柯厝村就在云厝村不远,村外晒着渔网,村里大小不过百余人,比起云厝那是小得多了。
一个人在屋后晒网。
但见这人身材颀长,肌肤甚白,宛若许久不曾见过阳光,右手垂落身侧,似不能动,他以一只左手慢慢地调整那渔网,似乎做得心情十分愉悦。
只是他的眼睛似乎也不大好,有些时候却要以手指摸索着做事,有时要凑得极近方才看得清。
死莲花!
有人在屋里已经咆哮着追了出来,老子叫你乖乖在屋里休息,眼睛都快瞎了的三脚猫,还敢跑出去网鱼!老子从京师大老远来一趟容易吗?你就这么气我?
那晒网的人转过身来,是熟悉的面容,眯起眼睛,凑近了对方多病看了好一阵子,似乎才勉强记起他是谁来,欣然道:哦,施少爷,别来无恙。
方多病暴跳如雷!
施少爷?哪个是你施少爷?谁让你叫他施少爷?老子是方多病!他奶奶的一个月不见你只记得施少爷?他‘施’给你什么了?老子派了几百人沿江沿海找你,累得像条狗一样,捡回来你变成个白痴,老子给你住给你吃给你穿,整个像个奶妈一样,怎么也不见得你叫我一声方少爷?
李莲花又眯起眼睛,凑上去仔仔细细地将他看了一遍,笑眯眯地道:哦,肖门主。
方多病越发跳了起来,气得全身发抖,肖肖门主?那个王八蛋那个王八蛋你记着他做什么?快给我忘了,统统忘了——他抓着李莲花一阵摇晃,摇到他自己觉得差不多已经将那肖门主从李莲花脑子里摇了出去才罢手。
老子是谁?老子是方多病,当今驸马,记得了吗?
李莲花再没把他细看的兴趣,驸马。
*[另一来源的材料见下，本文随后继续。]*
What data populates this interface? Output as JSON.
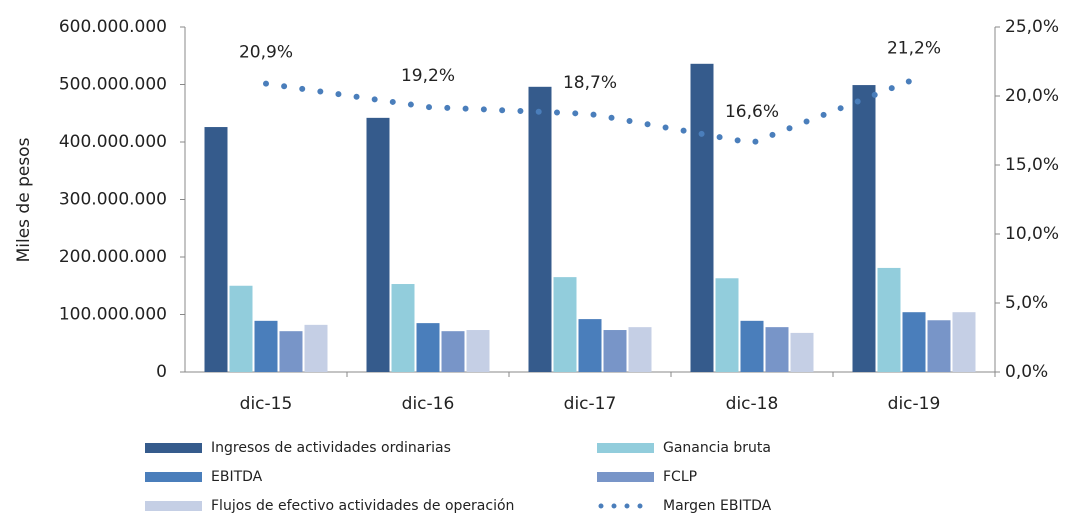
{
  "chart_data": {
    "type": "bar",
    "y_label": "Miles de pesos",
    "categories": [
      "dic-15",
      "dic-16",
      "dic-17",
      "dic-18",
      "dic-19"
    ],
    "series": [
      {
        "name": "Ingresos de actividades ordinarias",
        "color": "#355b8c",
        "values": [
          426000000,
          442000000,
          496000000,
          536000000,
          499000000
        ]
      },
      {
        "name": "Ganancia bruta",
        "color": "#92cddc",
        "values": [
          150000000,
          153000000,
          165000000,
          163000000,
          181000000
        ]
      },
      {
        "name": "EBITDA",
        "color": "#4a7ebb",
        "values": [
          89000000,
          85000000,
          92000000,
          89000000,
          104000000
        ]
      },
      {
        "name": "FCLP",
        "color": "#7895c8",
        "values": [
          71000000,
          71000000,
          73000000,
          78000000,
          90000000
        ]
      },
      {
        "name": "Flujos de efectivo actividades de operación",
        "color": "#c5cfe5",
        "values": [
          82000000,
          73000000,
          78000000,
          68000000,
          104000000
        ]
      },
      {
        "name": "Margen EBITDA",
        "color": "#4a7ebb",
        "type": "line",
        "axis": "y2",
        "values": [
          20.9,
          19.2,
          18.7,
          16.6,
          21.2
        ],
        "value_labels": [
          "20,9%",
          "19,2%",
          "18,7%",
          "16,6%",
          "21,2%"
        ]
      }
    ],
    "ylim": [
      0,
      600000000
    ],
    "yticks": [
      0,
      {
        "value": 100000000,
        "label": "100.000.000"
      },
      {
        "value": 200000000,
        "label": "200.000.000"
      },
      {
        "value": 300000000,
        "label": "300.000.000"
      },
      {
        "value": 400000000,
        "label": "400.000.000"
      },
      {
        "value": 500000000,
        "label": "500.000.000"
      },
      {
        "value": 600000000,
        "label": "600.000.000"
      }
    ],
    "y2lim": [
      0,
      25
    ],
    "y2ticks": [
      {
        "value": 0,
        "label": "0,0%"
      },
      {
        "value": 5,
        "label": "5,0%"
      },
      {
        "value": 10,
        "label": "10,0%"
      },
      {
        "value": 15,
        "label": "15,0%"
      },
      {
        "value": 20,
        "label": "20,0%"
      },
      {
        "value": 25,
        "label": "25,0%"
      }
    ]
  }
}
他转过身又去摸那渔网。
你这忘恩负义、糊里糊涂、无耻混账的狗贼!方多病对着他的背影指手画脚,不住诅咒,奈何那人一心一意晒他的渔网,听而不闻,且他现在听见了也不见得知晓他在说些什么。
方多病忽地吐出一口长气,摸出一张椅子坐了下来。
死莲花没死。
坐着渔船,顺流而下冲出大海,被渔民捡了回来。
没死就好。
虽然找到人的时候,这人右手残废,眼睛失明,神志全失,浑浑噩噩的就像条狗。
但没死就好。
像现在这样,不记得是是非非,不再有聪明才智,喜欢钓鱼就钓鱼,喜欢种菜就种菜,喜欢养鸡就养鸡,有时晒晒太阳,和隔壁的阿公阿婆说几句话。
有何不好?
有何不好?
他的眼睛酸涩,他想他这么想应当是看得很开的,却仍会记起当年那个会和他一起在和尚庙里偷兔子,会温文尔雅微笑着说你真是聪明绝顶的小气巴巴的李莲花。
这时晒网的人已经哼着些不知所云的曲子慢慢摸索着走出了后院。
他的后院外边就是沙滩,再过去就是大海。
有个青色长衫的人影淡淡站在外边,似在看海。
李莲花鬼鬼祟祟地往后探了个头,欣然摸到一处沙地,那沙地上画着十九横十九纵的棋盘,上面放了许多石子。他端正在棋盘一端坐好,笑道:第一百三十六手,你想好了没有?
那人并不回身,过了一阵,淡淡地道:我输了。
李莲花伸出手来,笑得灿烂,一两银子。
那人扬手将一两银子掷了过去,突然问:你当真不记得我是谁?
李莲花连忙点头道:我记得。
那人微微一震,我是
你是有钱人。李莲花一本正经地道。